Often the frozen middle problem is caused by poor communication from the top and a lack of collaboration between executives and their middle managers. In the context of process transformation, this may be exacerbated by concerns that automation, digitalization, and improved processes could make certain roles redundant.
Sensitivity to these issues can make middle management more invested in preserving the status quo than in pursuing radical transformation.
Three ways to improve the situation are:
- including middle management in the transformation strategy and design process.
- linking performance objectives to transformation success.
- providing training and support for middle managers leading transformation efforts.
5. Poor employee engagement
Even with sufficient buy-in, transformation efforts can still fall flat. If your employees aren’t sold on the proposed changes for process transformation, your investment could end up being a waste of time and money. This makes employee engagement essential.
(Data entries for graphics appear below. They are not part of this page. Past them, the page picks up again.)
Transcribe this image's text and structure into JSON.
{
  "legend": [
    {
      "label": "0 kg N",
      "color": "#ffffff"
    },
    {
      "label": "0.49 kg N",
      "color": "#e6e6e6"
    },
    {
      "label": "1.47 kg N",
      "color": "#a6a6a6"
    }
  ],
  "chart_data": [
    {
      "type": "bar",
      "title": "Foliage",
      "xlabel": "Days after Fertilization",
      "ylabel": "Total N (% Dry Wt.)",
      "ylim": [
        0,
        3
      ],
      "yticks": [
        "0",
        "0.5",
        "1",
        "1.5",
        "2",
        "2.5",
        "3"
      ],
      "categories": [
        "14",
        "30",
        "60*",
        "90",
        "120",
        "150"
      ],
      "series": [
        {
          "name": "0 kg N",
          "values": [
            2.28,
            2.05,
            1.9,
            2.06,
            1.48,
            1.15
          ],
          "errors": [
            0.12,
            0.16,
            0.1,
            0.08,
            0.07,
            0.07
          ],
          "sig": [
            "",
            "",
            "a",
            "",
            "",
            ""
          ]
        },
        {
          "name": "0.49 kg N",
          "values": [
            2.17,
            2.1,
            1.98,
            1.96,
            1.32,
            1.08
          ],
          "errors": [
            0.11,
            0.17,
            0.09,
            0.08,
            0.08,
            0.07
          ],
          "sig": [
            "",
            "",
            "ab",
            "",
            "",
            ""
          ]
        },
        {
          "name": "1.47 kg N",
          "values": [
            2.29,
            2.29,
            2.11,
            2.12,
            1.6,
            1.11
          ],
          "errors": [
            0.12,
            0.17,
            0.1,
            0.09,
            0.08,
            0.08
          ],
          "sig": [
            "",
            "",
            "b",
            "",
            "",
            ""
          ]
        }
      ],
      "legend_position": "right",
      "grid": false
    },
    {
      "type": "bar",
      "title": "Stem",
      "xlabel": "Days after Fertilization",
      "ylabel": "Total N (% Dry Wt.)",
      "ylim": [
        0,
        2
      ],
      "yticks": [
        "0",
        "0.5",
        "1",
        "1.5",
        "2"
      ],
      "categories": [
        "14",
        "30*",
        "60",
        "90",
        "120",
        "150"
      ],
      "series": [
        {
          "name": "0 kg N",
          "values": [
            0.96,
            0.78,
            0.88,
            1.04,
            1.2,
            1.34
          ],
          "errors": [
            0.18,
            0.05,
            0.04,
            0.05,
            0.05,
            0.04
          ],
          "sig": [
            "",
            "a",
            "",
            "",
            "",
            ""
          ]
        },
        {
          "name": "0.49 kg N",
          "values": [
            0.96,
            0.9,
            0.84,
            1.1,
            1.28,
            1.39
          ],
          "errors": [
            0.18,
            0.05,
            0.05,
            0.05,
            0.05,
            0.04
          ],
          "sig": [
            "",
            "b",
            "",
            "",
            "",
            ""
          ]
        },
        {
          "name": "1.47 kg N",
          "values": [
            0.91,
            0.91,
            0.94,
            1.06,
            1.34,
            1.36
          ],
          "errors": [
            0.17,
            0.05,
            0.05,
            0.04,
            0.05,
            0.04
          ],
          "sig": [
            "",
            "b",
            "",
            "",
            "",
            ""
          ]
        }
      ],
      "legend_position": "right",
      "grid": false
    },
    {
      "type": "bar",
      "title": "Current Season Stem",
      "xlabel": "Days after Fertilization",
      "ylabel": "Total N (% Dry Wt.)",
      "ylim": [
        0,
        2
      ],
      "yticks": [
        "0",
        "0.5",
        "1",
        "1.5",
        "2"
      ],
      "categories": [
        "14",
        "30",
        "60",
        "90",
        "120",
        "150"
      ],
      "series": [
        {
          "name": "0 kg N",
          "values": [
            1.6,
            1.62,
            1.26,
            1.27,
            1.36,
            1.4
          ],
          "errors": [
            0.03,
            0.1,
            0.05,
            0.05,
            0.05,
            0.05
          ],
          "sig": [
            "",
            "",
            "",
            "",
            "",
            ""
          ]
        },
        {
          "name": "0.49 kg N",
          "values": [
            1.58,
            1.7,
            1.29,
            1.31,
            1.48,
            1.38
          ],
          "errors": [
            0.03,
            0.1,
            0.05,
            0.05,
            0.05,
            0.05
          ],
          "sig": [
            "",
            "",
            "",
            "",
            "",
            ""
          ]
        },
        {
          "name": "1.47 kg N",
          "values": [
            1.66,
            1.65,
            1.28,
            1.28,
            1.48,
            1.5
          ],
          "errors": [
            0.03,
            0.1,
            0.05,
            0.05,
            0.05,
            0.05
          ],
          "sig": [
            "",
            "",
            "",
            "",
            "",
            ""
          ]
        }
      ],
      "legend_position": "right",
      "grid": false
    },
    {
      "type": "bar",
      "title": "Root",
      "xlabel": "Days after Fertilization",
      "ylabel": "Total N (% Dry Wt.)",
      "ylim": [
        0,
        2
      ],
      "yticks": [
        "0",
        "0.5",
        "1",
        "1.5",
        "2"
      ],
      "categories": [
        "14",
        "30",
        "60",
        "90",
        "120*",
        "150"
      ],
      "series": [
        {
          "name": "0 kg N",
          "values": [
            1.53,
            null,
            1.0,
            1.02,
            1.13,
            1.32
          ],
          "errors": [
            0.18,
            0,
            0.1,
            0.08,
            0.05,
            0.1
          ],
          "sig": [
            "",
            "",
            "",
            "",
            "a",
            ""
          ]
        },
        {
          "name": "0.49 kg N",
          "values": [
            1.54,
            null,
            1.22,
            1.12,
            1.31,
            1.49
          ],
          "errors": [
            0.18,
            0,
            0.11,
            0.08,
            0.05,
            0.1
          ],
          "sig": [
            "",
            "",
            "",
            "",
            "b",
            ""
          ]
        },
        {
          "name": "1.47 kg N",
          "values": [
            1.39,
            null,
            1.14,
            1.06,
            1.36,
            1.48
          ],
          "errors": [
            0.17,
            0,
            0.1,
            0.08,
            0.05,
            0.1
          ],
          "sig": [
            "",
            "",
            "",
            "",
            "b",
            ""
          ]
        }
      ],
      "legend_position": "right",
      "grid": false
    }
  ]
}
The fact is that most people don’t like change. Process transformation represents a change not just for the tools employees use for work, but more broadly for how they work. Educating and empowering employees are two ways to build employee engagement.
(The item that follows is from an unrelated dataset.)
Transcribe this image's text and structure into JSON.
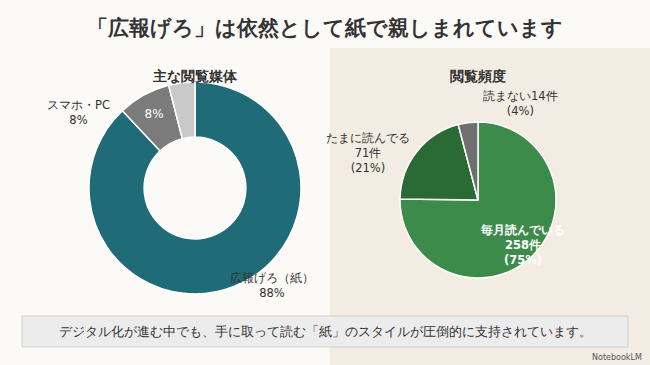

Improving engagement requires ongoing training, skill development, and support. Employees who are more confident in their abilities to keep up with new technologies are more likely to make use of it. This reduces the risk of backsliding, failure to adopt, and can ultimately help drive successful process transformation.
6. Technical skill gaps
Business process transformation can be crippled by skill deficits. This happens when companies underestimate the skills and experience needed for success. Unfortunately, this reduces productivity and process efficiency. Under-skilled teams are slow to adopt new technologies. This lengthens the transformation process, incurs added costs, and delays returns on investment.
Capable leadership at the departmental level can help drive transformation.
Building this capacity means identifying candidates within the organization with the right mix of hard and soft skills to lead transformation efforts.
Typical skills to look out for include:
- technical skills to work with proposed technologies
- learning agility
- emotional intelligence
Succeeding with Business Process Transformation
Emerging technologies are constantly creating new opportunities and new threats for businesses. The need to become more agile and more digitally integrated to avoid disruption and secure competitive advantages is only growing. While embracing technology is an important part of business transformation, true transformation depends on your people. Putting them first is the key to success.